Well-designed systems follow the principle of least privilege - an application or a user gets only those privileges that it requires to perform a specific action. In Code Engine, you run an application server or some batch logic, which usually does not require administrative access to the system. Therefore, it must not run as root in its container. A good practice is to set up the container image with a defined user and to run as non-root. For example, based on our previous scenario,

FROM node:16-alpine AS builder

COPY . /app
WORKDIR /app
RUN npm install && npm run build

FROM node:16-alpine

RUN npm install -g serve

COPY --from=builder /app/build /app

USER 1100:1100
EXPOSE 8080
ENTRYPOINT [ "serve", "--single", "--no-clipboard", "--listen", "8080", "/app" ]
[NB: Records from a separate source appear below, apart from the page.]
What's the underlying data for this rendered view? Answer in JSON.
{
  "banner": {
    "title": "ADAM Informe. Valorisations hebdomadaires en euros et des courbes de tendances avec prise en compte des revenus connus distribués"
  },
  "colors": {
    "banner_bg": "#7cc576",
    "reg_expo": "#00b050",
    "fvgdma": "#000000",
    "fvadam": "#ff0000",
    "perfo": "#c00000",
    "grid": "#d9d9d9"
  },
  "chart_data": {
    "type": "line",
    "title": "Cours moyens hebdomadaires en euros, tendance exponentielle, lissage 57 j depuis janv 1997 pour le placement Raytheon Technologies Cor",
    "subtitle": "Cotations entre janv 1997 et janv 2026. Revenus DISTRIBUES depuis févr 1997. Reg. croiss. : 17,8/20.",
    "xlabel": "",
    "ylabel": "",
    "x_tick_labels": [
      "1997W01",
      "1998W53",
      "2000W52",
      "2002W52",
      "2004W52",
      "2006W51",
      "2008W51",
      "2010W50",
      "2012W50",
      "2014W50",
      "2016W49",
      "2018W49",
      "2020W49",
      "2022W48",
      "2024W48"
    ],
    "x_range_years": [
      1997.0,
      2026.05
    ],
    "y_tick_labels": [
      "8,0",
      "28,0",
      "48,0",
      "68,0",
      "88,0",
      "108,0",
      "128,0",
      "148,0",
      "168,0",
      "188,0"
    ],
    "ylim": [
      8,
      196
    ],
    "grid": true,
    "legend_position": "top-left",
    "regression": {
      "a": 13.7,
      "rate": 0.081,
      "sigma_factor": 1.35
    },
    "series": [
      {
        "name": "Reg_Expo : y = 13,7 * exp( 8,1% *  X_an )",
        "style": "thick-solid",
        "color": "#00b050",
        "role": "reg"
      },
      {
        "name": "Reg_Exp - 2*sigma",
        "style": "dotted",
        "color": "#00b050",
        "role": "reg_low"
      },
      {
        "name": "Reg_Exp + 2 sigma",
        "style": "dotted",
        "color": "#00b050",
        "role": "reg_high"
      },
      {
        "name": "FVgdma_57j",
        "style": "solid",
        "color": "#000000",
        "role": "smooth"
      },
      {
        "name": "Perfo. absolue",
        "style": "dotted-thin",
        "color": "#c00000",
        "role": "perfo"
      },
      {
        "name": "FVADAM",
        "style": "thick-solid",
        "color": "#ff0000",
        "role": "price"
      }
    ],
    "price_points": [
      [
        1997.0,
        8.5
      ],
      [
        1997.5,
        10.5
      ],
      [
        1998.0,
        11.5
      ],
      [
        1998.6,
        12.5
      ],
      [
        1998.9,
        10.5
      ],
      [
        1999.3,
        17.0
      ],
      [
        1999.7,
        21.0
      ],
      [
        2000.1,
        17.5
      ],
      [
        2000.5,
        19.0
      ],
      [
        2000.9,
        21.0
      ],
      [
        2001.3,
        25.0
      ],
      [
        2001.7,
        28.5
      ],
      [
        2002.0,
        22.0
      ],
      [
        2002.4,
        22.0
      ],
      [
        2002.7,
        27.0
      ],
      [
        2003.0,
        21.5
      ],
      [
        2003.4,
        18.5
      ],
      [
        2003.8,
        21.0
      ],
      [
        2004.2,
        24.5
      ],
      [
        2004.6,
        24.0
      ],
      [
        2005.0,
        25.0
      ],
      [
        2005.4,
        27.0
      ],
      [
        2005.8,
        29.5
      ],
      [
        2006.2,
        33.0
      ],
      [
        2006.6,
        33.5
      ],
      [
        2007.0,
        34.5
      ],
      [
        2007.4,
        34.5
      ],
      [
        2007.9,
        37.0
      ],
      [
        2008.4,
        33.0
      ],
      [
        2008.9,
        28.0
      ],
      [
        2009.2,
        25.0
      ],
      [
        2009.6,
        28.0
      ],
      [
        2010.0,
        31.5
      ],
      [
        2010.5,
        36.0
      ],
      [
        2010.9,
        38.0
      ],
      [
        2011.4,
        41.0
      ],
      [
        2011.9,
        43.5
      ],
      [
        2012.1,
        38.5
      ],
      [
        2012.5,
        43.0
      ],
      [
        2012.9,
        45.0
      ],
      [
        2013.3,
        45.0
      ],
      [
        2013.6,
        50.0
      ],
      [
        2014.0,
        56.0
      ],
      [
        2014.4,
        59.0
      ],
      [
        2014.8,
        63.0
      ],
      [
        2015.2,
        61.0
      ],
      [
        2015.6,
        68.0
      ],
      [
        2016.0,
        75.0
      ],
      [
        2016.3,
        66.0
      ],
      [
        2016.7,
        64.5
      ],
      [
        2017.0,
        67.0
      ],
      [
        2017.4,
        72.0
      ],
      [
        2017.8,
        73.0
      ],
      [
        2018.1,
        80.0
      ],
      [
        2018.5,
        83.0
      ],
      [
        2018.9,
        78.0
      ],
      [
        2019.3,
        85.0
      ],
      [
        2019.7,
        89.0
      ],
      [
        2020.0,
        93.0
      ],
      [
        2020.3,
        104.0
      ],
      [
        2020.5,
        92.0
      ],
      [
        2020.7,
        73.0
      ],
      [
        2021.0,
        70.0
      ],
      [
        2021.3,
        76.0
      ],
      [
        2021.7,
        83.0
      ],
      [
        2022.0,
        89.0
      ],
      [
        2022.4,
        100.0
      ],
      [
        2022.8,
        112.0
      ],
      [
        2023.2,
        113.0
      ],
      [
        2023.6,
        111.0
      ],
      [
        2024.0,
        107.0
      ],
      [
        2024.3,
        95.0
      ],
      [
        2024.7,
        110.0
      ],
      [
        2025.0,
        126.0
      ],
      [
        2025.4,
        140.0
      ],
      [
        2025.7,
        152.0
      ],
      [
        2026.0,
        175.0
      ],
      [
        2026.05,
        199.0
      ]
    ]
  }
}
The Dockerfile uses the USER command to specify that it wants to run as user and group 1100. Note that this command does not implicitly create a named user and group in the container image. Usually, this structure is acceptable, but if your application logic requires the user and also its home directory to exist, then you must create the user and group explicitly:

FROM node:16-alpine AS builder

COPY . /app
WORKDIR /app
RUN npm install && npm run build

FROM node:16-alpine

RUN npm install -g serve && \
    addgroup nonroot --gid 1100 && \
    adduser nonroot --ingroup nonroot --uid 1100 --home /home/nonroot --disabled-password

COPY --from=builder /app/build /app

USER 1100:1100
EXPOSE 8080
ENTRYPOINT [ "serve", "--single", "--no-clipboard", "--listen", "8080", "/app" ]

The RUN command in the runtime stage was extended to call the addgroup and adduser commands to create a group and a user with a home directory.